Definición de traumatismo encéfalo craneano (TEC)
Lesión física o deterioro funcional del contenido craneal debido a un intercambio brusco de energía mecánica (1).

El TEC es el principal problema de salud pública en los Estados Unidos, dando cuenta del 44% de todas las muertes por trauma.

Sólo un pequeño porcentaje de los pacientes con TEC tienen lesiones intracraneanas tratables quirúrgicamente, y por lo tanto la gran mayoría tiene tratamiento médico, frecuentemente en una UTI.

El objetivo del tratamiento es mantener al paciente de modo tal de permitir la máxima recuperación de la Lesión Primaria y revertir o prevenir la lesión secundaria.

Producida la lesión primaria comienza el periodo de la lesión secundaria que puede presentarse minutos, horas, e incluso, en los días posteriores al traumatismo consistiendo en una serie de agresiones sistémicas o intracraneanas, las cuales magnifican y/o producen nuevas lesiones cerebrales.

Por lo tanto el perioperatorio se caracteriza por ser un periodo de reanimación y vigilancia proactiva y orientada, al lado del paciente tanto como así lo requiera, tratando de ir un paso adelante de las complicaciones potenciales más frecuentes de acuerdo a cada patología neuroquirúrgica.

Clasificación de la OMS de la gravedad del TEC. (2)

Clasificación de masters de riesgo de los pacientes con TEC.

Efectos sistémicos del trauma del sistema nervioso central (SNC).

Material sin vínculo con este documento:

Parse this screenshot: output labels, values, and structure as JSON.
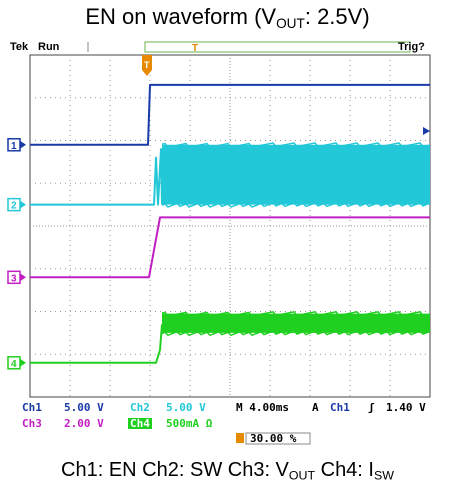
{
  "header": {
    "title_prefix": "EN on waveform (V",
    "title_sub": "OUT",
    "title_suffix": ": 2.5V)"
  },
  "caption": {
    "p1": "Ch1: EN Ch2: SW Ch3: V",
    "p1_sub": "OUT",
    "p2": " Ch4: I",
    "p2_sub": "SW"
  },
  "scope": {
    "brand": "Tek",
    "run_status": "Run",
    "trigger_status": "Trig?",
    "trigger_marker": "T",
    "channel_settings": [
      {
        "ch": "Ch1",
        "scale": "5.00 V",
        "color": "#1a3aa8"
      },
      {
        "ch": "Ch2",
        "scale": "5.00 V",
        "color": "#22c8d8"
      },
      {
        "ch": "Ch3",
        "scale": "2.00 V",
        "color": "#c21fc2"
      },
      {
        "ch": "Ch4",
        "scale": "500mA Ω",
        "color": "#20d020"
      }
    ],
    "timebase": "M 4.00ms",
    "trigger_mode": "A",
    "trigger_source": "Ch1",
    "trigger_slope": "ʃ",
    "trigger_level": "1.40 V",
    "trigger_position": "30.00 %"
  },
  "chart_data": {
    "type": "line",
    "x_unit": "ms",
    "x_range": [
      -12,
      28
    ],
    "x_divisions": 10,
    "y_range_divisions": [
      -4,
      4
    ],
    "grid": true,
    "trigger_time_ms": 0,
    "series": [
      {
        "name": "Ch1",
        "color": "#1a3aa8",
        "ground_div": 1.9,
        "points": [
          [
            -12,
            1.9
          ],
          [
            -0.2,
            1.9
          ],
          [
            0,
            3.3
          ],
          [
            28,
            3.3
          ]
        ],
        "style": "step"
      },
      {
        "name": "Ch2",
        "color": "#22c8d8",
        "ground_div": 0.5,
        "band": {
          "from_ms": 1.2,
          "to_ms": 28,
          "low_div": 0.5,
          "high_div": 1.9
        },
        "points": [
          [
            -12,
            0.5
          ],
          [
            0.4,
            0.5
          ],
          [
            0.6,
            1.6
          ],
          [
            0.8,
            0.5
          ],
          [
            1.1,
            1.8
          ],
          [
            1.2,
            0.5
          ]
        ]
      },
      {
        "name": "Ch3",
        "color": "#c21fc2",
        "ground_div": -1.2,
        "points": [
          [
            -12,
            -1.2
          ],
          [
            -0.1,
            -1.2
          ],
          [
            1.0,
            0.2
          ],
          [
            28,
            0.2
          ]
        ]
      },
      {
        "name": "Ch4",
        "color": "#20d020",
        "ground_div": -3.2,
        "band": {
          "from_ms": 1.2,
          "to_ms": 28,
          "low_div": -2.5,
          "high_div": -2.05
        },
        "points": [
          [
            -12,
            -3.2
          ],
          [
            0.6,
            -3.2
          ],
          [
            1.0,
            -2.9
          ],
          [
            1.2,
            -2.3
          ]
        ]
      }
    ]
  }
}
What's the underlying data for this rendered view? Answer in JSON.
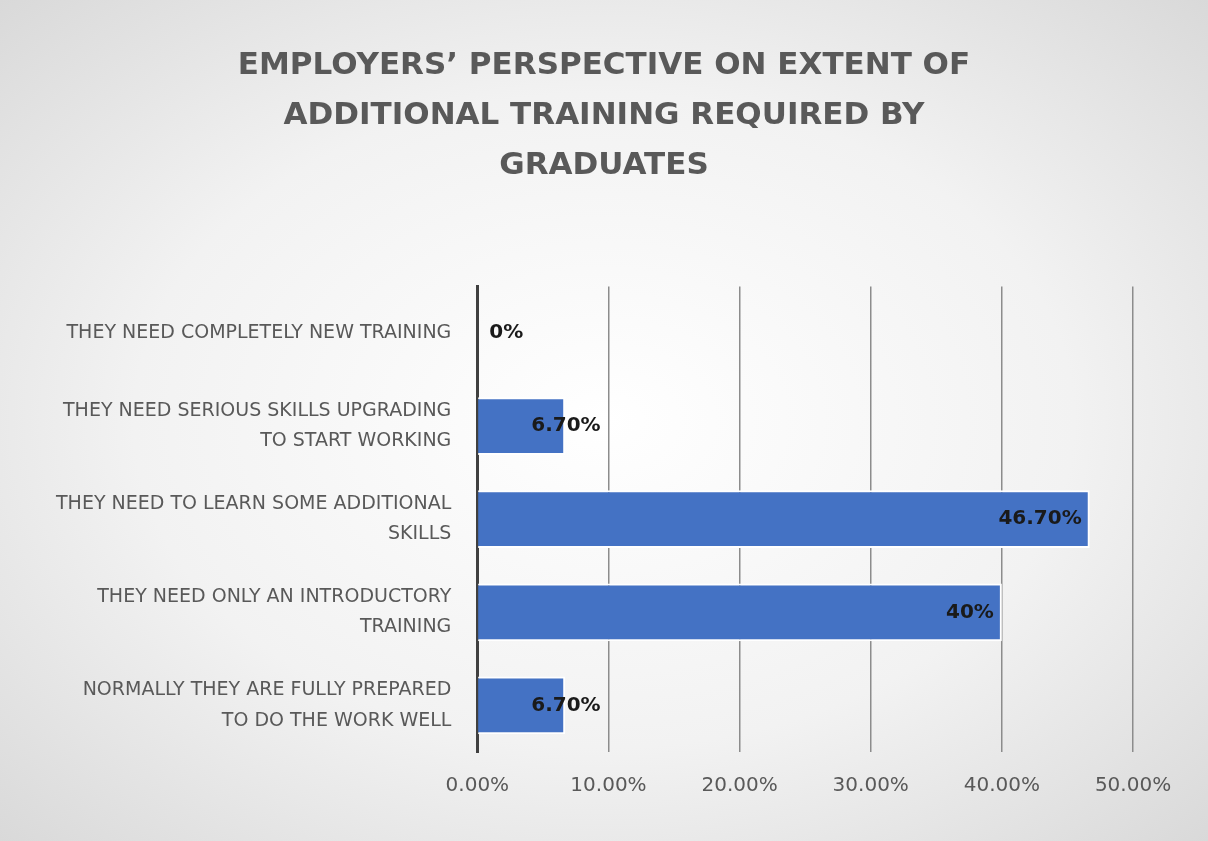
{
  "chart_data": {
    "type": "bar",
    "orientation": "horizontal",
    "title": "EMPLOYERS’ PERSPECTIVE ON EXTENT OF ADDITIONAL TRAINING REQUIRED BY GRADUATES",
    "categories": [
      "THEY NEED COMPLETELY NEW TRAINING",
      "THEY NEED SERIOUS SKILLS UPGRADING TO START WORKING",
      "THEY NEED TO LEARN SOME ADDITIONAL SKILLS",
      "THEY NEED ONLY AN INTRODUCTORY TRAINING",
      "NORMALLY THEY ARE FULLY PREPARED TO DO THE WORK WELL"
    ],
    "values": [
      0,
      6.7,
      46.7,
      40,
      6.7
    ],
    "value_labels": [
      "0%",
      "6.70%",
      "46.70%",
      "40%",
      "6.70%"
    ],
    "color": "#4472c4",
    "xlim": [
      0,
      50
    ],
    "xticks": [
      {
        "value": 0,
        "label": "0.00%"
      },
      {
        "value": 10,
        "label": "10.00%"
      },
      {
        "value": 20,
        "label": "20.00%"
      },
      {
        "value": 30,
        "label": "30.00%"
      },
      {
        "value": 40,
        "label": "40.00%"
      },
      {
        "value": 50,
        "label": "50.00%"
      }
    ],
    "grid": "x",
    "legend": false
  }
}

TRM: Trauma Raquimedular; SDRA: Síndrome de estrés respiratorio del adulto; PIC: presión intracraneana; SIADH: síndrome de secreción inapropiada de ADH; TEP: tromboembolismo pulmonar; PAM (presión arterial media).

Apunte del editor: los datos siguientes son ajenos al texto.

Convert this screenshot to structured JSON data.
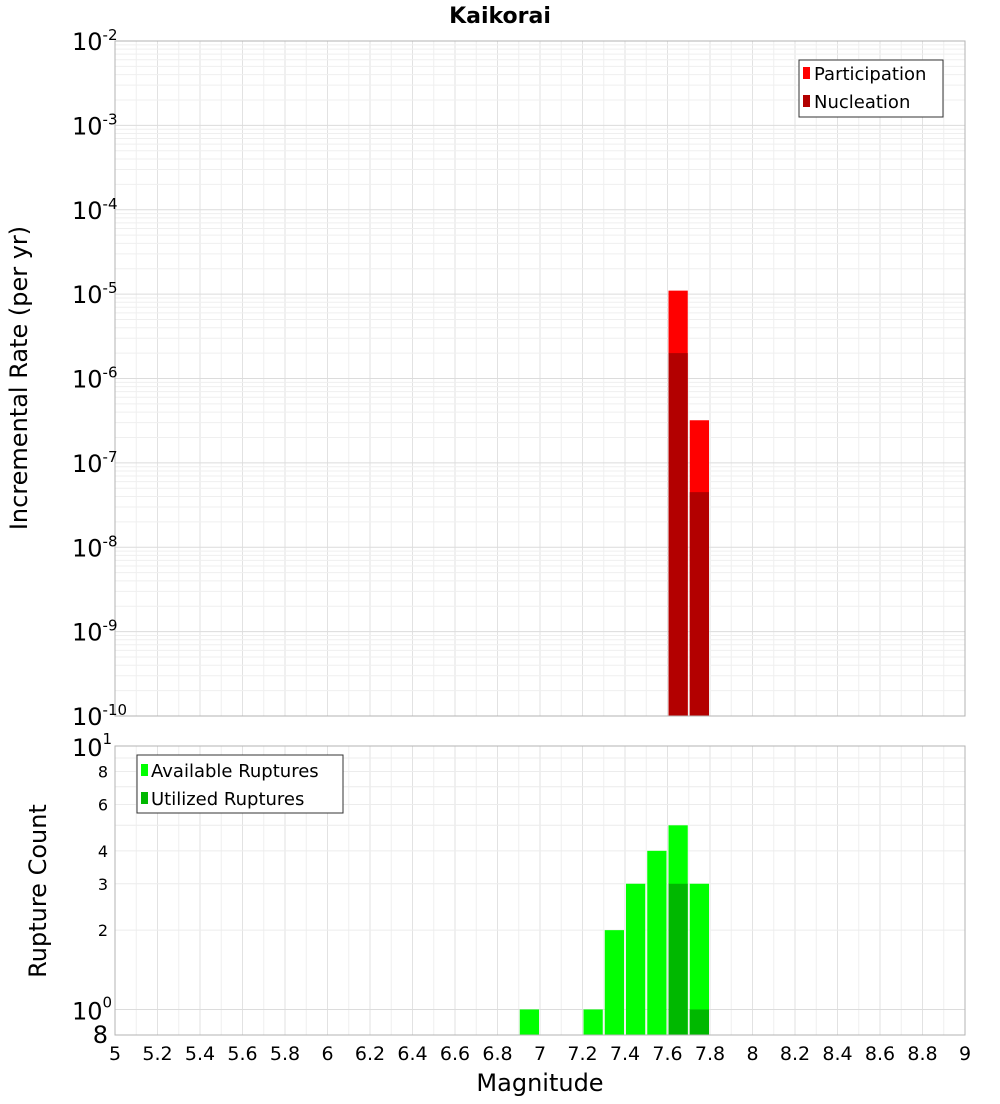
{
  "chart_data": [
    {
      "type": "bar",
      "title": "Kaikorai",
      "ylabel": "Incremental Rate (per yr)",
      "yscale": "log",
      "ylim": [
        1e-10,
        0.01
      ],
      "xlim": [
        5,
        9
      ],
      "bin_width": 0.1,
      "y_ticks": [
        {
          "base": "10",
          "exp": "-2"
        },
        {
          "base": "10",
          "exp": "-3"
        },
        {
          "base": "10",
          "exp": "-4"
        },
        {
          "base": "10",
          "exp": "-5"
        },
        {
          "base": "10",
          "exp": "-6"
        },
        {
          "base": "10",
          "exp": "-7"
        },
        {
          "base": "10",
          "exp": "-8"
        },
        {
          "base": "10",
          "exp": "-9"
        },
        {
          "base": "10",
          "exp": "-10"
        }
      ],
      "legend_position": "top-right",
      "series": [
        {
          "name": "Participation",
          "color": "#ff0000",
          "x": [
            7.65,
            7.75
          ],
          "values": [
            1.1e-05,
            3.2e-07
          ]
        },
        {
          "name": "Nucleation",
          "color": "#b30000",
          "x": [
            7.65,
            7.75
          ],
          "values": [
            2e-06,
            4.5e-08
          ]
        }
      ]
    },
    {
      "type": "bar",
      "xlabel": "Magnitude",
      "ylabel": "Rupture Count",
      "yscale": "log",
      "ylim": [
        0.8,
        10
      ],
      "xlim": [
        5,
        9
      ],
      "bin_width": 0.1,
      "x_ticks": [
        "5",
        "5.2",
        "5.4",
        "5.6",
        "5.8",
        "6",
        "6.2",
        "6.4",
        "6.6",
        "6.8",
        "7",
        "7.2",
        "7.4",
        "7.6",
        "7.8",
        "8",
        "8.2",
        "8.4",
        "8.6",
        "8.8",
        "9"
      ],
      "y_major_ticks": [
        {
          "base": "10",
          "exp": "1"
        },
        {
          "base": "10",
          "exp": "0"
        }
      ],
      "y_minor_ticks": [
        "8",
        "6",
        "4",
        "3",
        "2"
      ],
      "y_bottom_label": "8",
      "legend_position": "top-left",
      "series": [
        {
          "name": "Available Ruptures",
          "color": "#00ff00",
          "x": [
            6.95,
            7.25,
            7.35,
            7.45,
            7.55,
            7.65,
            7.75
          ],
          "values": [
            1,
            1,
            2,
            3,
            4,
            5,
            3
          ]
        },
        {
          "name": "Utilized Ruptures",
          "color": "#00b800",
          "x": [
            7.65,
            7.75
          ],
          "values": [
            3,
            1
          ]
        }
      ]
    }
  ]
}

Flujograma en el manejo del TEC

Se debe contar además, al igual que el flujograma anterior, con normas o un protocolo de transporte del paciente dentro del hospital o instituto para garantizar que en estos periodos no se disminuya la vigilancia y menos un tratamiento determinado. Durante estos momentos se pueden producir eventos o situaciones que pudieran determinar el futuro de la evolución del paciente. A continuación un ejemplo de transporte a la sala de tomografía axial computada.

Protocolo para un transporte seguro y eficiente del paciente con TEC para la realización de exámenes neuroradiológicos:

  • Asegurar que al paciente se le realizará inmediatamente la Tomografía Axial Computada (TAC) al llegar a radiología. El paciente nunca debe esperar en el servicio de radiología para la realización de un examen.
  • Disponer del equipamiento de manejo respiratorio necesario para el transporte. Idealmente utilizar un ventilador de transporte.
  • Revisar el equipo de transporte que debe contar con los medicamentos y accesorios necesarios.
  • Preparar el equipo de monitoreo para el transporte. Punto cero, calibración y programar las alarmas. El monitoreo mínimo de transporte incluye ECG, presión arterial y saturación periférica de O2.
  • Si está indicado, administrar el tratamiento para la hipertensión intracraneana.
  • Conectar al paciente al ventilador de transporte. Si tal ventilador no está disponible, ventilar manualmente con ambú y O2 al 100%.
  • Transportar al paciente al servicio de radiología y luego directamente a la camilla del tomógrafo.
  • Disponer del equipo de monitoreo de modo que pueda ser visualizado desde la sala de control del tomógrafo. Revisar la condición de las alarmas.
  • Realizar una rápida evaluación neurológica. Indicar tratamiento médico al paciente según lo requiera.
  • Iniciar el examen.
  • Continuar la observación del paciente y los parámetros de los monitores durante el examen. En presencia de un hallazgo adverso, detener inmediatamente el examen y corregir la situación.
  • Disponer de un informe preliminar de la tomografía por el personal responsable previo a la conclusión del mismo. Antes del término de la tomografía el equipo a cargo debe determinar el lugar adecuado a donde deberá ser trasladado a continuación.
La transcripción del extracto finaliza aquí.